Con Molinari, Folli e Giannino, la Voce Repubblicana risorge a Repubblica
Era il 1986 e la Repubblica festeggiava l’ambitissimo traguardo del sorpasso sul Corriere della Sera, a dieci anni esatti dalla fondazione del quotidiano scalfariano: 515 mila contro 487 mila. Cifre mostruose, di un’altra epoca. Quando in Italia i giornali vendevano sette milioni di copie al giorno (oggi sono meno di due). E trentaquattro anni fa, nel nostro Paese, esistevano ancora gli organi di partito. Come la Voce Repubblicana che, sempre nel 1986, aveva una diffusione di 15 mila copie, quanto l’umanità del Psdi di Pietro Longo e Franco Nicolazzi e mezzo milione in meno di Repubblica.

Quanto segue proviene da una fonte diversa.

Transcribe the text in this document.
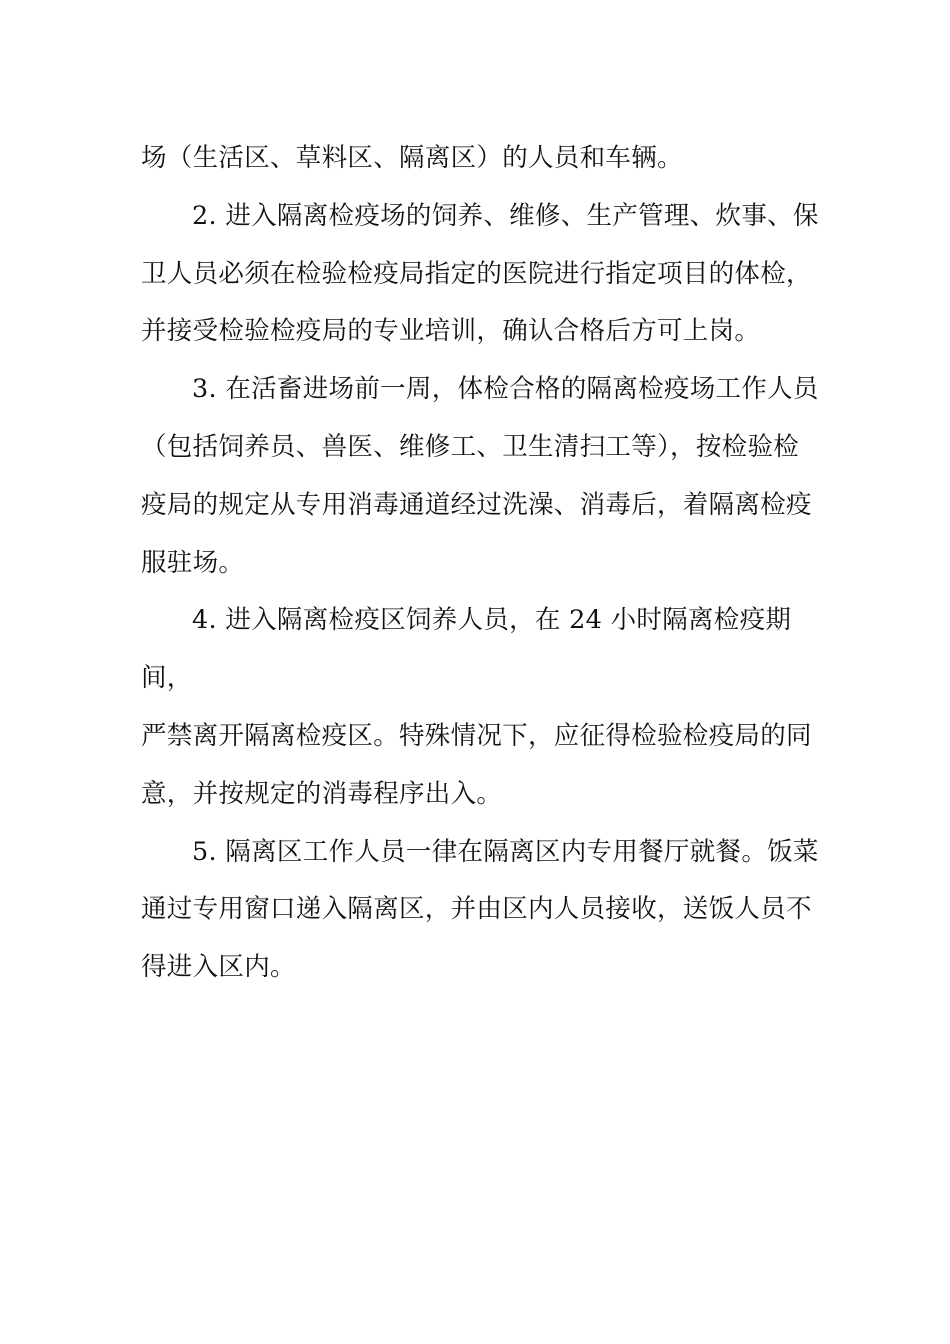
场（生活区、草料区、隔离区）的人员和车辆。
2. 进入隔离检疫场的饲养、维修、生产管理、炊事、保
卫人员必须在检验检疫局指定的医院进行指定项目的体检，
并接受检验检疫局的专业培训，确认合格后方可上岗。
3. 在活畜进场前一周，体检合格的隔离检疫场工作人员
（包括饲养员、兽医、维修工、卫生清扫工等），按检验检
疫局的规定从专用消毒通道经过洗澡、消毒后，着隔离检疫
服驻场。
4. 进入隔离检疫区饲养人员，在 24 小时隔离检疫期间，
严禁离开隔离检疫区。特殊情况下，应征得检验检疫局的同
意，并按规定的消毒程序出入。
5. 隔离区工作人员一律在隔离区内专用餐厅就餐。饭菜
通过专用窗口递入隔离区，并由区内人员接收，送饭人员不
得进入区内。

La Voce era il quotidiano del Pri, il partito dell’edera e del Risorgimento ma anche della massoneria, dell’atlantismo e del sionismo. Fino al 1987 ebbe come direttore responsabile Stefano Folli, che oggi di Repubblica è il centravanti di sfondamento anti-contiano, ripreso puntualmente da Dagospia come una sorta di Sibilla Cumana. Folli era il pupillo di Giovannone Spadolini, monarca repubblicano di quell’epoca e che per il suo ego larghissimo venne soprannominato “vice-dio”. Ed era spadoliniana la fucina di talenti che la Voce allevò sotto la sorveglianza folliana. Come un giovanissimo Maurizio Molinari e un Oscar Giannino dalla folta chioma nera e riccia. Un tridente che oggi si ritrova insieme ai piani più alti del quotidiano fondato da Scalfari. Giannino già collabora con Radio Capital e lunedì scorso ha esordito da commentatore su Affari e finanza, l’inserto economico del giornale. Da Giannini a Giannino, cambiando una vocale. E così Repubblica comincia a trasfigurarsi nella Voce di allora, anche per le copie perse nella nuova era di Elkann. Chi l’avrebbe mai detto a quei tre, che negli anni ’ 80 sul quotidiano scalfariano vedevano l’amato Spadolini disegnato da Forattini, nudo e con il pisello piccolo. Un caso di sessismo al contrario e che oggi non la passerebbe liscia. Soprattutto a Repubblica.